Ihrer Begründung liegen Daten von zwölf Jahren zugrunde. In den Jahren haben die Vogelschützer mit der Unterstützung von Einwohnerinnen und Einwohnern, die fleißig Rotmilan-Sichtungen meldeten, Zahlen zusammengetragen. Insgesamt sind 120 Reviere erfasst und in einer Hotspot-Karte eingezeichnet worden. Dabei unterteilten die Experten die Bereiche nach gesicherten Brutrevieren und Revieren ohne Brutstätten, wo diese Raubvögel aber gesichert anzutreffen sind. Rotmilane, auch Gabelweihen genannt, benötigen als Lebensraum eine vielfältige Fläche, die sich aus bewaldeten Gebieten, offener Landschaft wie auch Äckern zusammensetzt. So wie im Bereich des Weinberges.
Keine Rotmilane bei Bockenem
Hill schaut in Richtung Bockenem. Dort stehen die Windräder, aber die Rotoren bewegen sich nicht. „Wir haben wohl gerade genug grünen Strom“, sagt er. Bockenem sei frei von Rotmilanen. „Deshalb haben wir damals gesagt, der Windpark dort ist okay“, erinnert sich Hill. 2023 sei der Landkreis auf den Verein zugekommen, und habe um weitere Informationen und Einschätzungen zum Thema gebeten. „Manches OVH-Mitglied wird sicher sagen: Warum habt ihr da nicht mehr verlangt“, vermutet Hill. Aber die Naturschützer wollen mit Kompromissbereitschaft etwas erreichen und nur „Nein“ zu Bereichen sagen, die ihrer Einschätzung nach eindeutig kein Standort für Windkraft sind.
Die Ornithologen haben Kartenmaterial erstellt, auf dem die Vogelvorkommen eingezeichnet sind. Hier die Meldungen zum Rotmilan.
Selbst wenn es Software für Windanlagen gibt, die Rotmilane erkennen und daraufhin die Rotoren abschalten kann. An der Stelle am Weinberg würde das wohl kaum etwas bringen, zu schnell wäre der Raubvogel in unmittelbarer Nähe der Rotorblätter. „Zu gefährlich“, sagt Hill.
Empfehlungen abgegeben
Zu anderen Flächen für das Teilprogramm Windkraft gaben die Experten ebenfalls mit Blick auf Vogelvorkommen Empfehlungen ab.

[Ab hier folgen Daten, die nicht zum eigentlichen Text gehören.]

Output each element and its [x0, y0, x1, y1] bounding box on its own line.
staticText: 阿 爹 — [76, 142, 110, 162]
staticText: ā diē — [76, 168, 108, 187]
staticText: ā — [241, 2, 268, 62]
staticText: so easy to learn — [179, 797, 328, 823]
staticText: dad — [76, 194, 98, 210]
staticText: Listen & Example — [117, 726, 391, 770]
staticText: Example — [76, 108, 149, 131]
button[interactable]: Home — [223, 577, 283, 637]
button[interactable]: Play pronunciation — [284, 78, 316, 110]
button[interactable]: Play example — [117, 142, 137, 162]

Es geht etwa um die Vergrößerung von Abständen wie bei dem Planungsgebiet Algermissen West. Da dort regelmäßig Baumfalken auf Strommasten brüten, müssen die Abstände zu den Masten vergrößert werden. Für den Planungsbereich Bahnhof Bettmar sollte die östliche Teilfläche komplett entfallen, weil dort Kiebize brüten und Mornellregenpfeifer rasten. Baumfalken-Nachweise gibt es auch im Bereich des geplanten Windparks Ilse zwischen Hildesheim und Schellerten. Sollte auf der Fläche tatsächlich der Windpark gebaut werden, so müssten Ausgleichsflächen geschaffen werden, meint der OVH. Außerdem, so der Verein, dürften die Rotorblätter grundsätzlich nicht in Waldgebiete hineinragen.
Bisher, so Hill, habe der Kreis viele Hinweise der Vogelschützer in ihren Planungen aufgenommen. Dennoch wünsche er sich ein persönliches Gespräch, das bisher aber noch nicht stattgefunden habe. Die Stellungnahme des OVH ist nicht die einzige zu dem Thema. Insgesamt gaben 120 Organisationen wie der BUND oder das Landvolk ihre Erklärungen ab. Nach dem Niedersächsischen Gesetz zur Umsetzung des Windenergieflächenbedarfsgesetzes muss der Landkreis seine Planflächen bis zum Stichtag 21. Dezember 2027 vorlegen.
Am Ende des Ortstermins ziehen zwei Rotmilane ihre Kreise über dem Gebiet und die Vogelkundler machen auch noch einen Turmfalken aus.